Валкол повернулся и посмотрел на существо так сурово, что оно само замолчало. И вдруг Саймон понял, что Валколу больше не нужны проверки, чтобы сделать вывод, кем является Подстрекатель.
- Я и не думал, что ты это поймешь, - сказал Валкол очень мягким голосом. - Это вопрос стиля.
11
Саймона перевели в комфортабельные апартаменты и оставили одного намного больше чем на те три часа, которые он просил. К тому времени перестройка его тела завершилась, хотя требовался по меньшей мере день, чтобы исчезли все остаточные ментальные эффекты воздействия сыворотки. Когда Верховный Предатель наконец явился в апартаменты, он даже не попытался скрыть ни свое изумление, ни свое восхищение.
- Отравитель! Великая Земля по-прежнему мир чудес. Позвольте спросить, что вы сделали со своим, э-э, перенаселенным приятелем?
- Я от него избавился, - сказал Саймон. - У нас предателей хватает и без него. Вот ваш документ; я написал его от руки, но вы можете получить топоскопическое подтверждение, когда вам будет угодно.
- Как только мои техники освоят новое оборудование - мы, конечно, застрелили этого монстра, хотя я не сомневаюсь, что Экзарх будет негодовать.
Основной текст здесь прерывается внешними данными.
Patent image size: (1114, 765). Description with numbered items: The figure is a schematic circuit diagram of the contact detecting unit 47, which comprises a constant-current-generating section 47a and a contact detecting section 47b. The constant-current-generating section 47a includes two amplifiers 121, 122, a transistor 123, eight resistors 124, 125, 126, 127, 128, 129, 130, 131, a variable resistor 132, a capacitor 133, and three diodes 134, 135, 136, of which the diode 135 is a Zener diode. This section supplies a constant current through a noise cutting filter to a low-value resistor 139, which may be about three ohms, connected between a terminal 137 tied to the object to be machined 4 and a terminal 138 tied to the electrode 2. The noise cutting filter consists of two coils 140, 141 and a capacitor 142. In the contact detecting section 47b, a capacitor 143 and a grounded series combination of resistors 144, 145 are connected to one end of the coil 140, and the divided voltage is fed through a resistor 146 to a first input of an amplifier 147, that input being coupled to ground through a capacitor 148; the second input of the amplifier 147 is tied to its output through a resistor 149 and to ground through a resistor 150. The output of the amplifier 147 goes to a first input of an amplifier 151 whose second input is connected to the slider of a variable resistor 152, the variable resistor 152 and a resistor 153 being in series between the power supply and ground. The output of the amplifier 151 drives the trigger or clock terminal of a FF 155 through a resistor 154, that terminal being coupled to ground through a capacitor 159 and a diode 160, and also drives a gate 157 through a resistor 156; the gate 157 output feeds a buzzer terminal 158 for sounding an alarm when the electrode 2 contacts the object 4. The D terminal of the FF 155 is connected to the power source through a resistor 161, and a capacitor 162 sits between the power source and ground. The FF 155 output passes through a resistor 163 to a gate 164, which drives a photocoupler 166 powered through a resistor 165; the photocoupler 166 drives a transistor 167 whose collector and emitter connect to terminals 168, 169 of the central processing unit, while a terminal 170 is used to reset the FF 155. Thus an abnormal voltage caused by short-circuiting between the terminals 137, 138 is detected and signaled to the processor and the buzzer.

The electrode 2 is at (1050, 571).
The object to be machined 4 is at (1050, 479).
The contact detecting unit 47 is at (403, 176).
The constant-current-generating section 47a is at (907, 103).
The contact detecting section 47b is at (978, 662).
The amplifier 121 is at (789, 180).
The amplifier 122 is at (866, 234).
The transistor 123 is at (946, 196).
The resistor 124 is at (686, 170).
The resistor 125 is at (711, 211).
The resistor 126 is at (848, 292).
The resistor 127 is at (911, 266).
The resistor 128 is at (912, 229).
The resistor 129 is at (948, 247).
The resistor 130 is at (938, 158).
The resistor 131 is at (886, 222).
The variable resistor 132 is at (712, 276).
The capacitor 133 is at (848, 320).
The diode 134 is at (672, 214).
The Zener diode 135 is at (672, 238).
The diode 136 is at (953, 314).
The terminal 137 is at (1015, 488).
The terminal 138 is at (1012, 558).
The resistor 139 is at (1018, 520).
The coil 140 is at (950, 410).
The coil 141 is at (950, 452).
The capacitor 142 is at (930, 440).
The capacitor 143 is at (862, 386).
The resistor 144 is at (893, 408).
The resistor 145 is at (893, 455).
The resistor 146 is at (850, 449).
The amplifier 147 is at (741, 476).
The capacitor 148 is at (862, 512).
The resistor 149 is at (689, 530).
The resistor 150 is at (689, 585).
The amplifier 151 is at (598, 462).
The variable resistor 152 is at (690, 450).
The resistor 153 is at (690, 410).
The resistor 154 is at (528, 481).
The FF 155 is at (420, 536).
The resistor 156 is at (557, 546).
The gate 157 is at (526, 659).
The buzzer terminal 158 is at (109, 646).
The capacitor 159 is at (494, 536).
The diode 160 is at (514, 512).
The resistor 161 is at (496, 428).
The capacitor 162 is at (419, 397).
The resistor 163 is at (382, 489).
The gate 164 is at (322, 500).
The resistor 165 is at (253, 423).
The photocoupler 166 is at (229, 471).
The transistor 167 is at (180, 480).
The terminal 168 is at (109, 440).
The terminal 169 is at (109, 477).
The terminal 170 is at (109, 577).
- Когда вы увидите остальной материал, вы перестанете беспокоиться о том, что думает Экзарх, - сказал Саймон. - Вы увидите, что я привез вам прекрасный союз - хотя Гроу очень колебался, прежде чем предложить его вам.
- Я начал подозревать подобное. Мистер Де Кюль - я полагаю, что вы все еще он, иначе можно сойти с ума - этот акт сдачи был самым элегантным жестом, который мне довелось видеть. Одно это убедило меня, что вы действительно Верховный Предатель Великой Земли и никто иной.
- Разумеется, я им и был, - сказал Саймон. - Но теперь, если вы позволите, я, пожалуй, готов стать кем-нибудь другим.
С учтивостью и тревогой Валкол оставил его. И очень вовремя. У Саймона появился противный привкус во рту, не имевший никакого отношения к мучениям... и, хотя никто лучше него не знал, насколько бессмысленна любая месть, неодолимые воспоминания о Джиллит.
Возможно, подумал он, и впрямь "Справедливость есть любовь" - дело не в стиле, а в духе. Он надеялся, что все эти вопросы исчезнут, когда противоядие полностью подействует, унесутся в прошлое вместе с людьми, которые сделали то, что они сделали, но они не исчезли; они были частью его самого.
Он победил, но видимо, от него теперь уже никогда не будет пользы Великой Земле.
Почему-то это его устраивало. Человеку не нужна преобразующая сыворотка, чтобы помимо своей воли раздвоиться; ему предстояло покаяться еще во многих грехах, и не такая уж долгая жизнь, чтобы успеть это сделать.
А пока, в ожидании, возможно, он сможет научиться играть на саре.